The chieftain did not look that surprised when I landed in his court and shed the shape of a coucal—my tribute to a lost friend. Followers and warriors gasped as I stood there, human, naked. Hands reached for their weapons, but Aryani’s master raised a hand.
He’d noticed I made no move to attack. “Why are you here?” he asked.
I studied the layers of a hundred charms and magics protecting him, and found them cast with undertones of fear and desperation. When I peered into his face, I saw ambition. Greed. I relaxed. His charms were powerful, true.

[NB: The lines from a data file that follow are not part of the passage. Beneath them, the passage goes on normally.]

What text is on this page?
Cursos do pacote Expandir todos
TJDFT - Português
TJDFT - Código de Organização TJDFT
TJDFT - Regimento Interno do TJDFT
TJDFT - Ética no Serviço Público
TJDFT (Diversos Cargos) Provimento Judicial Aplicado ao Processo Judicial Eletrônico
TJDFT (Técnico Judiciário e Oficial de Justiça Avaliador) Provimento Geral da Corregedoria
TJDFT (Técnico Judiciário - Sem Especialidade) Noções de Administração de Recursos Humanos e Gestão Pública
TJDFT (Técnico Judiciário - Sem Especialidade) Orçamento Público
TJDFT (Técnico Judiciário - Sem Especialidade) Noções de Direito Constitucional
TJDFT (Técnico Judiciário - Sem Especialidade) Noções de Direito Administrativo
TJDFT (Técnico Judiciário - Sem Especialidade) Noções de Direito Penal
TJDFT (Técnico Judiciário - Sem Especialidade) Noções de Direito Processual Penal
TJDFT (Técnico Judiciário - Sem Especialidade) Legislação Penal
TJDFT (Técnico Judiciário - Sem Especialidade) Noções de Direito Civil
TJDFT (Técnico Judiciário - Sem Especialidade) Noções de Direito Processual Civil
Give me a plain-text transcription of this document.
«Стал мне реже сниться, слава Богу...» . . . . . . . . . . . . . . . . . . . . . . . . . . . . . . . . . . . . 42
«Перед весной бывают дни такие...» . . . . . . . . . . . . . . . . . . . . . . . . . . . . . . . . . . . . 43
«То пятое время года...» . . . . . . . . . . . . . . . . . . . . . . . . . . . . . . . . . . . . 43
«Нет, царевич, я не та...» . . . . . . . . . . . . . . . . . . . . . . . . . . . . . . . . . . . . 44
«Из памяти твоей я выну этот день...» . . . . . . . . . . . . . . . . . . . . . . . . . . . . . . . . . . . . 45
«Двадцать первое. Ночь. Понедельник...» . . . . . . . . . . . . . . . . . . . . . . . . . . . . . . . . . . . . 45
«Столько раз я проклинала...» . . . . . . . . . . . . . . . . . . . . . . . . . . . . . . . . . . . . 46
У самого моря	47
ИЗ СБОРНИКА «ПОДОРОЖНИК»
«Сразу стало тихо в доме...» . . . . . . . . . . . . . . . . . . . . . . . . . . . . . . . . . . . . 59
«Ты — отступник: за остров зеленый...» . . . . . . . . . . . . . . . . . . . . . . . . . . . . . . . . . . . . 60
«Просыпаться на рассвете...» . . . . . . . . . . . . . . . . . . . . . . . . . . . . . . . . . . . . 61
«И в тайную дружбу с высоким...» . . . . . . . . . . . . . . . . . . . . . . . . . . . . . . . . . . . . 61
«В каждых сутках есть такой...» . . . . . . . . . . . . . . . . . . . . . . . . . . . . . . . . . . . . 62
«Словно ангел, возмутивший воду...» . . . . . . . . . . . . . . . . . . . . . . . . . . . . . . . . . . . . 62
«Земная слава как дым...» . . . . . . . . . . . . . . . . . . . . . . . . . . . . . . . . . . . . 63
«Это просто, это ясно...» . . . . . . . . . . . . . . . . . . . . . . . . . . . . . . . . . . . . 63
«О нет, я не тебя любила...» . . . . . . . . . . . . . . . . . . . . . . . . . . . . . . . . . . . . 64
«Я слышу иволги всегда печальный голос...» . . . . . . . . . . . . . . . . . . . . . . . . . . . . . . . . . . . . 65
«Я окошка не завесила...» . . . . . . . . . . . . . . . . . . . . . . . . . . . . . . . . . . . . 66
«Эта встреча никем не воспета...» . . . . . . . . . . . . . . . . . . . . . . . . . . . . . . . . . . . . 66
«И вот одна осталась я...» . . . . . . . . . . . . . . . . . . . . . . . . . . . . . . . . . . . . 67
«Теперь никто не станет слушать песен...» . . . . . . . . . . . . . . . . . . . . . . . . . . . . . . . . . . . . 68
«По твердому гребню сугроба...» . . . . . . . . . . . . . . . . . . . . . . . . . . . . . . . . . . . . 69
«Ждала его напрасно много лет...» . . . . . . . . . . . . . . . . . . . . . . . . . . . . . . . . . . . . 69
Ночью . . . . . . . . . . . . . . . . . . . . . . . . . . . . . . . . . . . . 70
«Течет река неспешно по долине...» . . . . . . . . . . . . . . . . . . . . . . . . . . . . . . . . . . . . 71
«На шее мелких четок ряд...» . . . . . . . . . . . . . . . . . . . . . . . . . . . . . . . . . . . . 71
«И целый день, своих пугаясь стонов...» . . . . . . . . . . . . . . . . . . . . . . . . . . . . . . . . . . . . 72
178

But given some effort, a decade or two perhaps, and I could crack through them. I had time. I had all the time in the world.
My gaze flitted to Aryani, who stood beside her master’s chair. Her face was pale with shock. She shook her head sharply, urging me to flee while I could. Behind me, I felt the brimming hostility of the mortal’s other guardian spirits, all of them fierce and strong. They wanted to shred me to pieces for daring to breach their master’s house.
But I smiled, for her alone.
“I have come to serve you,” I answered. And I raised a hand, for the chieftain to fasten the bronze bangle he uses to enslave his spirits.
He hesitated. I had the feeling no hantu or jin had ever chosen to enter his servitude. He licked his lips. “Are you certain?”
I nearly laughed, and thrust my hand forward again while his warriors muttered around us.
Soon the chieftain was whispering the ancient words of binding as he secured the thing around my wrist.
My eyes were only on Aryani.
 
“Do you miss the jungle?” she whispered, many nights later.
“Not really,” I said, sedately.
She laid her head on my shoulder as we sat on the window of our master’s house. The moon was a pale maiden drifting across gardens rich with spices and promise. On nights like these, I did not mind the weight on my hand.
“You are a terrible liar,” she decided.
I laughed, nestling her close. She sighed and leaned into my arms.